The 68th Annual Conference of the Israel Heart Society in association with the Israel Society of Cardiothoracic Surgery

Right and left ventricular assist devices are an option for bridge to heart transplant

Ronen Toledano 1 Oliver K. Jawitz 3,4 Jacob N. Schroder 3 Mani A. Daneshmand 3 Chetan B. Patel 5 Efrat Kurtzwald-Josefson 1 J. Sam Meyer 1,2 Dan Aravot 1,2 Carmelo A. Milano 3 Yaron D. Barac 1,2
1Division of Cardiovascular and Thoracic Surgery, Rabin Medical Center, Israel
2Sackler Faculty of Medicine, Tel Aviv University, Israel
3Division of Cardiovascular and Thoracic Surgery, Department of Surgery, Duke University Medical Center, USA
4Duke Clinical Research Institute, Duke University Medical Center, USA
5Division of Cardiology, Department of Medicine, Duke University Medical Center, USA

Left Ventricular Assist Device (LVAD) patients with right ventricular (RV) dysfunction are prioritized on the heart transplant waitlist; however, their post-transplant survival is less well characterized. We aimed to determine whether pre-transplant RV dysfunction impacts post-operative survival in LVAD bridge-to-transplant (BTT) patients.

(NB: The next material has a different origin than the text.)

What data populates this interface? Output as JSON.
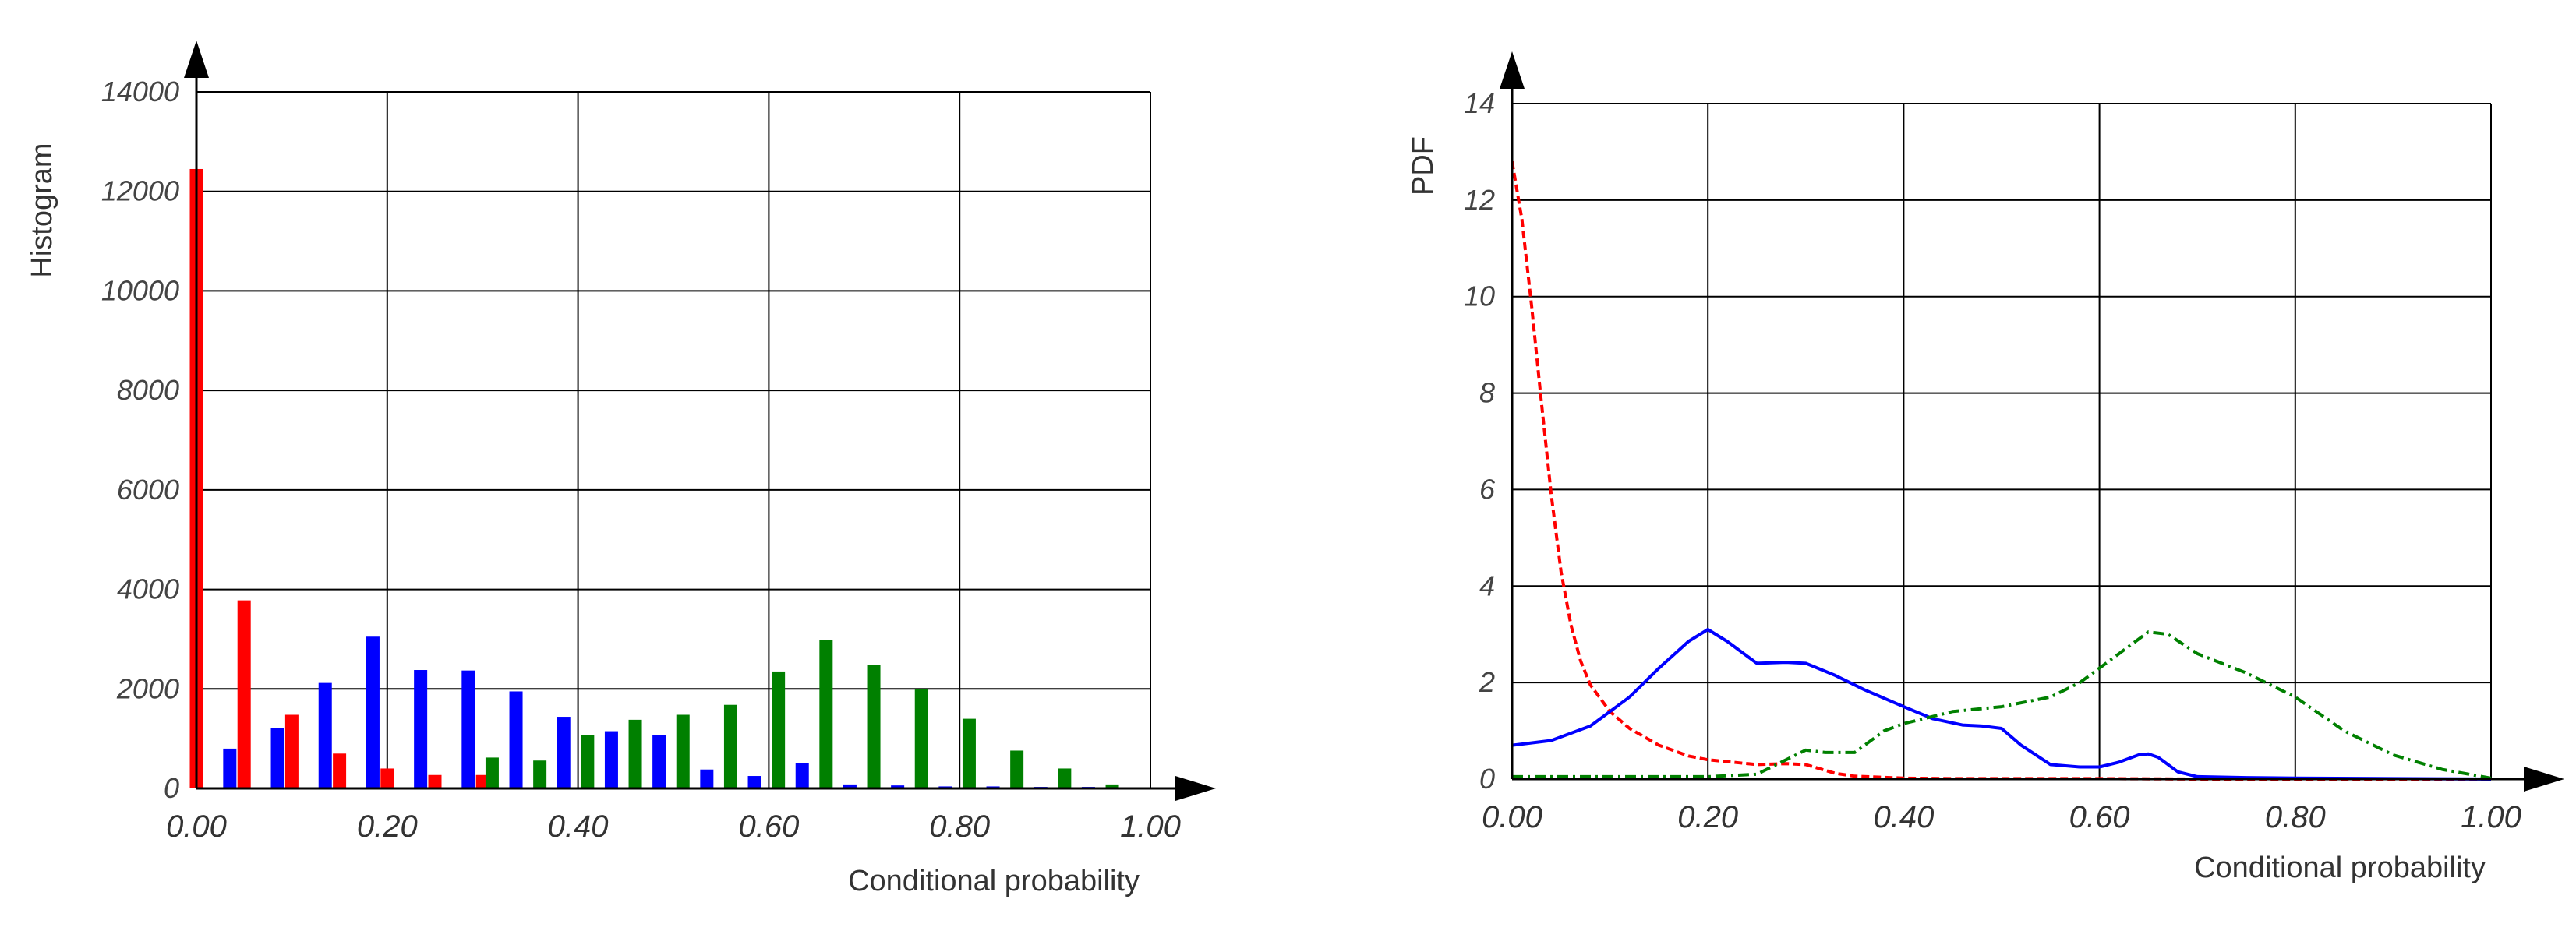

Retrospective review of the 2005-2018 OPTN/UNOS registry for candidates ≥ 18 years of age waitlisted for first-time isolated heart transplantation post LVAD implantation (n=5605).Candidates were stratified based upon having RV dysfunction defined as the need for RVAD or IV inotropes. Post-transplant survival was assessed.

450 patients with RV dysfunction - 344 LVAD and IV (intra venous) inotropes BTT, 106 LVAD and RVAD, and 5,155 LVAD BTT patients without the need for right side support. Compared with non-RV dysfunction patients, LVAD BTT patients with RV dysfunction were younger (51, 55 vs 56, p<0.001), and waited less time for organs (51, 93.5 vs 125 days, p<0.001). These patients also had longer post-transplant length of stay (18, 20 vs 16 days, p<0.001). RV dysfunction was not associated with decreased post-transplant survival on unadjusted Kaplan-Meier analysis (p=0.18), and neither pre-op RVAD nor IV inotropes independently predicted worse survival on multivariate Cox Proportional Hazards analysis (p=0.06, 0.98). However, pre-transplant liver dysfunction was an independent predictor of worse survival (HR 1.06, p<0.001), specifically in the LVAD group and not in the LVAD + RVAD/IV inotropes.

Pre-heart transplant RV failure in LVAD BTT patients is not associated with decreased post-transplant survival. Survival difference is driven primarily by pre-transplant liver dysfunction in LVAD patients lacking support to the RV. Patients with Bi-Ventricular failure are prioritized on the waitlist, as their critical pre-transplant condition does not impact their post-transplant survival. Therefore, surgeons should be encouraged to transplant these severely ill patients. Nevertheless, LVAD patients with liver dysfunction should be optimized pre-transplant to prevent long-term reduced survival.